I suspect that this question might be a duplicate, however, I found nothing satisfactory. Imagine a simple dataset with a structure like this:
set.seed(123)
df <- data.frame(cov_a = rbinom(100, 1, prob = 0.5),
cov_b = rbinom(100, 1, prob = 0.5),
cont_a = runif(100),
cont_b = runif(100),
dep = runif(100))
cov_a cov_b cont_a cont_b dep
1 0 1 0.238726027 0.784575267 0.9860542973
2 1 0 0.962358936 0.009429905 0.1370674714
3 0 0 0.601365726 0.779065883 0.9053095817
4 1 1 0.515029727 0.729390652 0.5763018376
5 1 0 0.402573342 0.630131853 0.3954488591
6 0 1 0.880246541 0.480910830 0.4498024841
7 1 1 0.364091865 0.156636851 0.7065019011
8 1 1 0.288239281 0.008215520 0.0825027458
9 1 0 0.170645235 0.452458394 0.3393125802
10 0 0 0.172171746 0.492293329 0.6807875512
What I'm looking for is an elegant dplyr
/tidyverse
option to fit a separate regression model for every cov_
variable, while including the same set of additional variables and the same dependent variable.

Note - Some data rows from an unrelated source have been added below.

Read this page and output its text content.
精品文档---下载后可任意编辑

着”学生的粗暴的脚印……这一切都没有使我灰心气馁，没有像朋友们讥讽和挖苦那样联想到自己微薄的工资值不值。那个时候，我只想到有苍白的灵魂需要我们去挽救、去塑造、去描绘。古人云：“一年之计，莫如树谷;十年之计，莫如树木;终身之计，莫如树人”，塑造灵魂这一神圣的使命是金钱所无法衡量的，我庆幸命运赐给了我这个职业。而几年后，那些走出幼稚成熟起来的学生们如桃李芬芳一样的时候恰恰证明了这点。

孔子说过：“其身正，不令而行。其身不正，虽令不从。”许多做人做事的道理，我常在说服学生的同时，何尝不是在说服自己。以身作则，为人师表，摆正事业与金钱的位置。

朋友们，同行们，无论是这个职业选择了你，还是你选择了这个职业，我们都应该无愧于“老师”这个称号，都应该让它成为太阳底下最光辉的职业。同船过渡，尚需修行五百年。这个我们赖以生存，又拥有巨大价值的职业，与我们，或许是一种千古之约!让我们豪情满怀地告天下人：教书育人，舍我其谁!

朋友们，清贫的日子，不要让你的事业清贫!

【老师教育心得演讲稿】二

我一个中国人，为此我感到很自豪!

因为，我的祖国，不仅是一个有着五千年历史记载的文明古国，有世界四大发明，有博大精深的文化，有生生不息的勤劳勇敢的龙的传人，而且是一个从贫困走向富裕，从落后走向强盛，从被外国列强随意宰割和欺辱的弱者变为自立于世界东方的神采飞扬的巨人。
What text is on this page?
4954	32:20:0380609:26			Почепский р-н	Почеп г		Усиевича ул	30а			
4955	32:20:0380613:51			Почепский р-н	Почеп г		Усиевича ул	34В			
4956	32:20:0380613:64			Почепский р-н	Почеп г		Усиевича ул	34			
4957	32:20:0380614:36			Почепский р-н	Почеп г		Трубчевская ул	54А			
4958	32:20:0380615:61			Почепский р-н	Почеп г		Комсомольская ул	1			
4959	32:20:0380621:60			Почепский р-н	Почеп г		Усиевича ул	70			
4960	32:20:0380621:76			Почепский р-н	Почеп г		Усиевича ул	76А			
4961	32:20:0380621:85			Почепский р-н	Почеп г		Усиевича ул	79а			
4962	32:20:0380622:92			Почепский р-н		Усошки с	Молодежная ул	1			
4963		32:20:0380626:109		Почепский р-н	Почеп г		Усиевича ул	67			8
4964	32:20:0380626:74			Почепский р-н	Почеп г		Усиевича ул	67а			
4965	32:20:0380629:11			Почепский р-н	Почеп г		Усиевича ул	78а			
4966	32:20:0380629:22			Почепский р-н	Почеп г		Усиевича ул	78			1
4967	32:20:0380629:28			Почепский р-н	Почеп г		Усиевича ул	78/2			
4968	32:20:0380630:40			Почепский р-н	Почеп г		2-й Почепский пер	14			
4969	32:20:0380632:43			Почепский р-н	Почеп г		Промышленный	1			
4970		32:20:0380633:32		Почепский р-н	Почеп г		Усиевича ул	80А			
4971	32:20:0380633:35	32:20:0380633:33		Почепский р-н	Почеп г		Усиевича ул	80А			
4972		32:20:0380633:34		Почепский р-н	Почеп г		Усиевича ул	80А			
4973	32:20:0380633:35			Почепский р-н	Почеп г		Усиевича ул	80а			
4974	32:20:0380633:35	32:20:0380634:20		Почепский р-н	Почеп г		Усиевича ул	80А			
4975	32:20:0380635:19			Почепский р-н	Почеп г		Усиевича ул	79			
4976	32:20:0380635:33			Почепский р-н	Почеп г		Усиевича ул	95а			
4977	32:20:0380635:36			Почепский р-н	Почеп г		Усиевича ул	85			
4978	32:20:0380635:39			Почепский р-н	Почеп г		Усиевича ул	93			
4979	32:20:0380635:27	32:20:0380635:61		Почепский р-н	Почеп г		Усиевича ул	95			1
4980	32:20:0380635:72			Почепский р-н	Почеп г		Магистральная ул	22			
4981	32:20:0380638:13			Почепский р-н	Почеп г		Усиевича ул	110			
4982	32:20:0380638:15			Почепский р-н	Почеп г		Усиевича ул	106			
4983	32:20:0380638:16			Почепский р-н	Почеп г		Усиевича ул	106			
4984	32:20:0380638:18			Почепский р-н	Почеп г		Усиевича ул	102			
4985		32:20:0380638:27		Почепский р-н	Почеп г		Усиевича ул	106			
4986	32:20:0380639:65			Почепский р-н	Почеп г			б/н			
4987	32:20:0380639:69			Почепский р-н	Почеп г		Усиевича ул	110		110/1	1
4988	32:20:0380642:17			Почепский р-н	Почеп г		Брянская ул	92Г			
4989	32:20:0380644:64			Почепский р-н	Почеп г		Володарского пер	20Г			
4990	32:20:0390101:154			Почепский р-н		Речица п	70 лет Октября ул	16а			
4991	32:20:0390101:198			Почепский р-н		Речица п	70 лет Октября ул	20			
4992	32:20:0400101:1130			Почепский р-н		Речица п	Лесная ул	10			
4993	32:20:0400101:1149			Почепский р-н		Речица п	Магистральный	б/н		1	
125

I'm able to solve this problem using this code (require purrr
, dplyr
, tidyr
and broom
):
map(.x = names(df)[grepl("cov_", names(df))],
~ df %>%
nest() %>%
mutate(res = map(data, function(y) tidy(lm(dep ~ cont_a + cont_b + !!sym(.x), data = y)))) %>%
unnest(res))
[[1]]
# A tibble: 4 x 6
data term estimate std.error statistic p.value
<list> <chr> <dbl> <dbl> <dbl> <dbl>
1 <tibble [100 × 5]> (Intercept) 0.472 0.0812 5.81 0.0000000799
2 <tibble [100 × 5]> cont_a -0.103 0.0983 -1.05 0.296
3 <tibble [100 × 5]> cont_b 0.172 0.0990 1.74 0.0848
4 <tibble [100 × 5]> cov_a -0.0455 0.0581 -0.783 0.436
[[2]]
# A tibble: 4 x 6
data term estimate std.error statistic p.value
<list> <chr> <dbl> <dbl> <dbl> <dbl>
1 <tibble [100 × 5]> (Intercept) 0.415 0.0787 5.27 0.000000846
2 <tibble [100 × 5]> cont_a -0.0874 0.0984 -0.888 0.377
3 <tibble [100 × 5]> cont_b 0.181 0.0980 1.84 0.0682
4 <tibble [100 × 5]> cov_b 0.0482 0.0576 0.837 0.405
However, I would like to avoid the use of double-map()
and solve it by using a somehow more direct or elegant approach.